Loneliness

lonelinessThis seems to have been the week for discussions about loneliness. We have been talking about the experience of loneliness with a number of people in different situations:

  • A married woman whose husband is away on business,
  • A widowed professional man,
  • A woman who recently ended a two year relationship.

What has been interesting in these conversations is that they start with the assumption that loneliness is due to the absence of someone, and that therefore the solution is to find that someone, or that there is no solution because that someone is dead. On further reflection the conversation comes around to the recognition that the loneliness process (the set of thoughts and feelings associated with loneliness) is different from just being alone.

There are, for instance, situations in which one can be with another person but feel so estranged from that person that one feels lonely. And there are certainly times of solitude that are very, very different from being lonely and that are, for many people, highly valued.

The experience of loneliness frequently includes the fear that one will never find a true partner. Or will not be able to maintain a relationships with such a true partner – someone who really understands and cares for the person who is alone.

In many ways, it is this fear that is the cause of loneliness, rather than the actual experience of being alone.

For the married woman whose husband is away, the fear is that the spouse really is more committed to work than to her. Perhaps a foreshadowing or anticipation of the possibility that the partner might leave.

These fears fall into the category of “dangerous thoughts”: thoughts that make the feared outcome more likely. In other words, the woman who is afraid that her spouse is more interested in work might become insistent or demanding, or angry, or withdraw from the spouse. All actions that could make the spouse feel (gradually and over time) that work is more satisfying than being with her.

The solution to loneliness, then, may not be to find another person, but rather to try to understand the fear of being alone, to look at the evidence carefully (are there lessons to be learned from past relationships that could lay the foundation for future happy future relationships?) and then to try to identify whether the fear is a realistic worry or fear, based on current circumstances, or whether it may, instead, tap into old fears from past relationships and perhaps from childhood.

Obviously, those old fears can be powerful, but their power is usually in inverse proportion to how hidden they are. If I can see clearly that what is driving the loneliness process is a fear that comes from my experience that my mother was very depressed and never seemed to show me any love when I was growing up, that the fear is not based on who I am right now, and my current life circumstance, then the fear can take a more appropriate position in one’s thoughts. It can be seen to be a remnant or memory from the past, that is not a useful predictor of the future.

In other words, loneliness should lead to investigation, rather than just be accepted as the logical consequence of being alone. Loneliness is usually an active process that derives from automatic thoughts and fears that are not clearly seen and are therefore very powerful. And that one way or another tap into the universal fear of being abandoned by one’s parents…. the fear that drives so much of early childhood behavior. But those fears can be given proper perspective, and being alone need not be so painful.
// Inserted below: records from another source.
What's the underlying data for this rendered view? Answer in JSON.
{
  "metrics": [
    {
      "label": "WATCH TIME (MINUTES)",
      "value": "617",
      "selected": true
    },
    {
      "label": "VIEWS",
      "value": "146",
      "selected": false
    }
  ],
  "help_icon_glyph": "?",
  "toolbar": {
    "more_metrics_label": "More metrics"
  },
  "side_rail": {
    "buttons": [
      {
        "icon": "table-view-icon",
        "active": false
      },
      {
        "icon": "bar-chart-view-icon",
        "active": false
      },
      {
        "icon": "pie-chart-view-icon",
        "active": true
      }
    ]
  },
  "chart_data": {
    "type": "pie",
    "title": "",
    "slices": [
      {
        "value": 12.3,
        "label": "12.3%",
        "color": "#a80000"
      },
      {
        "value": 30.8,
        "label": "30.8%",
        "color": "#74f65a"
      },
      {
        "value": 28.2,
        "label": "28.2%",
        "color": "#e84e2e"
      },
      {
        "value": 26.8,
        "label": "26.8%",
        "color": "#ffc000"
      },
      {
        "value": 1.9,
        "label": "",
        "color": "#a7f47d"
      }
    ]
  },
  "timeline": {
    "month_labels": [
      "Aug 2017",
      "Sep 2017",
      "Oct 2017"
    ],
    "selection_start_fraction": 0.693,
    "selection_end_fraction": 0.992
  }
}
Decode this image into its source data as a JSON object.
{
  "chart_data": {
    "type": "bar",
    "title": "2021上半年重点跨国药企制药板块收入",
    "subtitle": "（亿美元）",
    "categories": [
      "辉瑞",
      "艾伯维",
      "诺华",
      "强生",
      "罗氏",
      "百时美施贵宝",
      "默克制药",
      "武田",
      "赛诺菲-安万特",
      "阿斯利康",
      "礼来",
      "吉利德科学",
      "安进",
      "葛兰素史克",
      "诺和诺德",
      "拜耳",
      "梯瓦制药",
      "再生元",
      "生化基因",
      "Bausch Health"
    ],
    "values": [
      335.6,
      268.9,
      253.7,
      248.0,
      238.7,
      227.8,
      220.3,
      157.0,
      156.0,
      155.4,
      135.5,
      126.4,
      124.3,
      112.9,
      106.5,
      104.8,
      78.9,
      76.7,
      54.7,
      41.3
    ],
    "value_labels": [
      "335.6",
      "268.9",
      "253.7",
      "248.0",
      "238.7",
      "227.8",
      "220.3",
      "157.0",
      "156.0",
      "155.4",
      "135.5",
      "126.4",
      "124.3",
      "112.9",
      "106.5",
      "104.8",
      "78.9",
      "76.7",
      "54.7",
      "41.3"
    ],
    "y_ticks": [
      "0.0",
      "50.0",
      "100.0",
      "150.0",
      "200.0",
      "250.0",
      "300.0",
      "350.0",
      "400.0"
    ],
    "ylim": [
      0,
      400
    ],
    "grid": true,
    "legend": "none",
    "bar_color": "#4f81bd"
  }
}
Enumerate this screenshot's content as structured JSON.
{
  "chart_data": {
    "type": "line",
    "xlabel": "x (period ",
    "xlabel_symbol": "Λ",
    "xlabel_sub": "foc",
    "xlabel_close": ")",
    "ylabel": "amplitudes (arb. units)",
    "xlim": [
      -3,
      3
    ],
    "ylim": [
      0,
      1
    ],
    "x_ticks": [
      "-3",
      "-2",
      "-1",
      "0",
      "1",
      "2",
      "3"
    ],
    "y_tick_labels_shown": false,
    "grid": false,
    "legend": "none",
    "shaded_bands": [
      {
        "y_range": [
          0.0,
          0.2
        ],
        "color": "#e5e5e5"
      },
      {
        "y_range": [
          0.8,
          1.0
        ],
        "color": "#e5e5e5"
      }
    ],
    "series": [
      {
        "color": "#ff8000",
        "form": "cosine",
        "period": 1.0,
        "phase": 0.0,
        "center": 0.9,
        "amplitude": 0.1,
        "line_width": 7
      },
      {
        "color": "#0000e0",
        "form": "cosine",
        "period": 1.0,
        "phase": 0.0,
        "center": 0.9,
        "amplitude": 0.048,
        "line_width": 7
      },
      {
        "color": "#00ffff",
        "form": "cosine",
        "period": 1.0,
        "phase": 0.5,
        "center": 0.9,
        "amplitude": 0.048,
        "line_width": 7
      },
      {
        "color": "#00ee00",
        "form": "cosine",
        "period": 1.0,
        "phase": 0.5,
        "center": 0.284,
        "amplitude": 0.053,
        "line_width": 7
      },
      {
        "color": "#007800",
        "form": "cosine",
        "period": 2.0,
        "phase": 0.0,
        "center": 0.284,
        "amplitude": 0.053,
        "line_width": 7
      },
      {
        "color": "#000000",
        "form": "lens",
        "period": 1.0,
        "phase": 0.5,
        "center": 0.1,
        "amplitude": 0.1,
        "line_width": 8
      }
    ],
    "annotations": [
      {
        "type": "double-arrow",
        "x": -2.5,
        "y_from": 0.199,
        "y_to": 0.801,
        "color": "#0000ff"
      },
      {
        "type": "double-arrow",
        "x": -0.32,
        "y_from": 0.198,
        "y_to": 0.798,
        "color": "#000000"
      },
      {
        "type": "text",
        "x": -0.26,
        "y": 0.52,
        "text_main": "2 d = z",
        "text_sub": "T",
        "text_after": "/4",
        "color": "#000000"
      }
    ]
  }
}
There are so many great books relevant to this post that it is hard to know where to begin. Solitude by Anthony Storr is a classic discussion of the positive aspects of being alone and may be a useful antidote to the idea that “I am lonely because I am lonely.” Where Solitude is pretty wordy, A Gift from the Sea is a poetic, and very short, discussion of how one moment of being alone was very healing for Anne Lindbergh. An interesting but weightier book on the subject of grieving and moving past grief is by Dr. Elizabeth Kubler-Ross (On Grief and Grieving). A more accessible book on grief is Healing After Loss: Daily Meditations For Working Through Grief by Martha Whitmore Hickman. One of the most popular, and for many people, helpful books on loss is How to Survive the Loss of a Love by Peter McWilliams.